I'm trying to use the circular package in R to perform regression of a circular response variable and linear predictor, and I do not understand the coefficient value I'm getting. I've spent considerable time searching in vain for an explanation that I can understand, so I'm hoping somebody here may be able to help.

Here's an example:

library(circular)

# simulate data
x <- 1:100
set.seed(123)
y <- circular(seq(0, pi, pi/99) + rnorm(100, 0, .1))

# fit model
m <- lm.circular(y, x, type="c-l", init=0)

> coef(m)
[1] 0.02234385

I don't understand this coefficient of 0.02 — I would expect the slope of the regression line to be very close to pi/100, as it is in garden variety linear regression:

> coef(lm(y~x))[2]
         x
0.03198437

Does the circular regression coefficient not represent the change in response angle per unit change in the predictor variable? Perhaps the coefficient needs to be transformed via some link function to be interpretable in radians? Or am I thinking about this all wrong? Thanks for any help you can offer.

Best Answer

See the documentation:

help(lm.circular)

"If type=="c-l" or lm.circular.cl is called directly, this function implements the homoscedastic version of the maximum likelihood regression model proposed by Fisher and Lee (1992). The model assumes that a circular response variable theta has a von Mises distribution with concentration parameter kappa, and mean direction related to a vector of linear predictor variables according to the relationship: mu + 2*atan(beta'*x), where mu and beta are unknown parameters, beta being a vector of regression coefficients. The function uses Green's (1984) iteratively reweighted least squares algorithm to perform the maximum likelihood estimation of kappa, mu, and beta. Standard errors of the estimates of kappa, mu, and beta are estimated via large-sample asymptotic variances using the information matrix. An estimated circular standard error of the estimate of mu is then obtained according to Fisher and Lewis (1983, Example 1)."

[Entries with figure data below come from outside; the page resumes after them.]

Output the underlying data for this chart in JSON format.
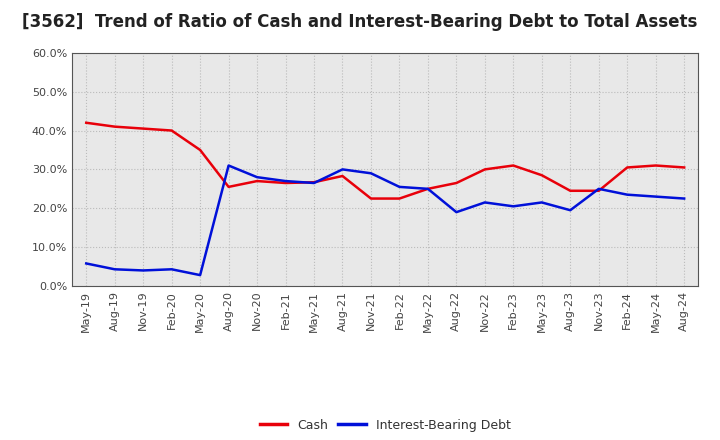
{
  "title": "[3562]  Trend of Ratio of Cash and Interest-Bearing Debt to Total Assets",
  "x_labels": [
    "May-19",
    "Aug-19",
    "Nov-19",
    "Feb-20",
    "May-20",
    "Aug-20",
    "Nov-20",
    "Feb-21",
    "May-21",
    "Aug-21",
    "Nov-21",
    "Feb-22",
    "May-22",
    "Aug-22",
    "Nov-22",
    "Feb-23",
    "May-23",
    "Aug-23",
    "Nov-23",
    "Feb-24",
    "May-24",
    "Aug-24"
  ],
  "cash": [
    0.42,
    0.41,
    0.405,
    0.4,
    0.35,
    0.255,
    0.27,
    0.265,
    0.267,
    0.283,
    0.225,
    0.225,
    0.25,
    0.265,
    0.3,
    0.31,
    0.285,
    0.245,
    0.245,
    0.305,
    0.31,
    0.305
  ],
  "ibd": [
    0.058,
    0.043,
    0.04,
    0.043,
    0.028,
    0.31,
    0.28,
    0.27,
    0.265,
    0.3,
    0.29,
    0.255,
    0.25,
    0.19,
    0.215,
    0.205,
    0.215,
    0.195,
    0.25,
    0.235,
    0.23,
    0.225
  ],
  "cash_color": "#e8000a",
  "ibd_color": "#0010d9",
  "fig_background": "#ffffff",
  "plot_background": "#e8e8e8",
  "grid_color": "#bbbbbb",
  "ylim": [
    0.0,
    0.6
  ],
  "yticks": [
    0.0,
    0.1,
    0.2,
    0.3,
    0.4,
    0.5,
    0.6
  ],
  "legend_cash": "Cash",
  "legend_ibd": "Interest-Bearing Debt",
  "title_fontsize": 12,
  "axis_fontsize": 8,
  "legend_fontsize": 9,
  "linewidth": 1.8
}
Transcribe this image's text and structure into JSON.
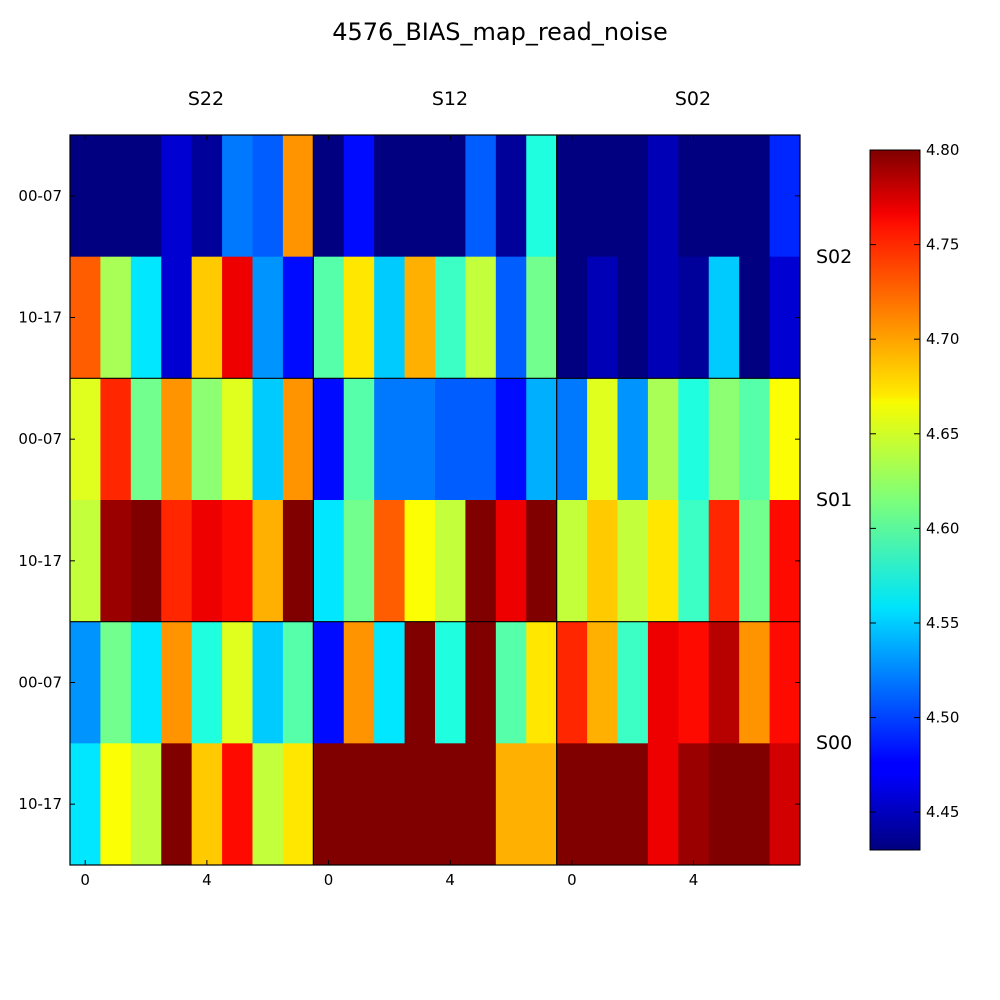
{
  "chart_data": {
    "type": "heatmap",
    "title": "4576_BIAS_map_read_noise",
    "colormap": "jet",
    "vmin": 4.43,
    "vmax": 4.8,
    "colorbar": {
      "ticks": [
        "4.45",
        "4.50",
        "4.55",
        "4.60",
        "4.65",
        "4.70",
        "4.75",
        "4.80"
      ],
      "tick_values": [
        4.45,
        4.5,
        4.55,
        4.6,
        4.65,
        4.7,
        4.75,
        4.8
      ]
    },
    "column_groups": [
      "S22",
      "S12",
      "S02"
    ],
    "row_groups": [
      "S02",
      "S01",
      "S00"
    ],
    "row_tick_labels": [
      "00-07",
      "10-17",
      "00-07",
      "10-17",
      "00-07",
      "10-17"
    ],
    "x_tick_labels": [
      "0",
      "4",
      "0",
      "4",
      "0",
      "4"
    ],
    "x_tick_positions": [
      0,
      4,
      8,
      12,
      16,
      20
    ],
    "values": [
      [
        4.43,
        4.43,
        4.43,
        4.46,
        4.44,
        4.52,
        4.51,
        4.7,
        4.43,
        4.48,
        4.43,
        4.43,
        4.43,
        4.51,
        4.44,
        4.58,
        4.43,
        4.43,
        4.43,
        4.45,
        4.43,
        4.43,
        4.43,
        4.49
      ],
      [
        4.72,
        4.63,
        4.56,
        4.46,
        4.68,
        4.76,
        4.53,
        4.48,
        4.6,
        4.67,
        4.55,
        4.69,
        4.59,
        4.64,
        4.51,
        4.61,
        4.43,
        4.45,
        4.43,
        4.45,
        4.44,
        4.55,
        4.43,
        4.46
      ],
      [
        4.65,
        4.74,
        4.61,
        4.7,
        4.62,
        4.65,
        4.55,
        4.7,
        4.48,
        4.6,
        4.52,
        4.52,
        4.51,
        4.51,
        4.48,
        4.54,
        4.52,
        4.65,
        4.53,
        4.63,
        4.58,
        4.62,
        4.6,
        4.66
      ],
      [
        4.64,
        4.79,
        4.8,
        4.74,
        4.76,
        4.75,
        4.69,
        4.8,
        4.56,
        4.61,
        4.72,
        4.66,
        4.64,
        4.8,
        4.76,
        4.8,
        4.64,
        4.68,
        4.64,
        4.67,
        4.59,
        4.74,
        4.61,
        4.75
      ],
      [
        4.53,
        4.61,
        4.56,
        4.7,
        4.58,
        4.65,
        4.55,
        4.6,
        4.48,
        4.7,
        4.56,
        4.8,
        4.58,
        4.8,
        4.6,
        4.67,
        4.74,
        4.69,
        4.59,
        4.76,
        4.75,
        4.78,
        4.7,
        4.75
      ],
      [
        4.56,
        4.66,
        4.64,
        4.8,
        4.68,
        4.75,
        4.64,
        4.67,
        4.8,
        4.8,
        4.8,
        4.8,
        4.8,
        4.8,
        4.69,
        4.69,
        4.8,
        4.8,
        4.8,
        4.76,
        4.79,
        4.8,
        4.8,
        4.77
      ]
    ]
  }
}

Thus you should compare with a different model

> nls(y~a+2*atan(b*x),start=c(a=0.06337,b=0.022344),data=list(x=x,y=y))
Nonlinear regression model
  model: y ~ a + 2 * atan(b * x)
   data: list(x = x, y = y)
      a       b 
0.07112 0.02231 
 residual sum-of-squares: 12.36

Number of iterations to convergence: 12 
Achieved convergence tolerance: 5.838e-06

this 'nls' function does not use the same underlying distributions for the residual terms but does provide similar coefficients.


Clearly you made your posted problem very simplified in order to make it easier to be understood.

Could you add your real case? (to spice up the question)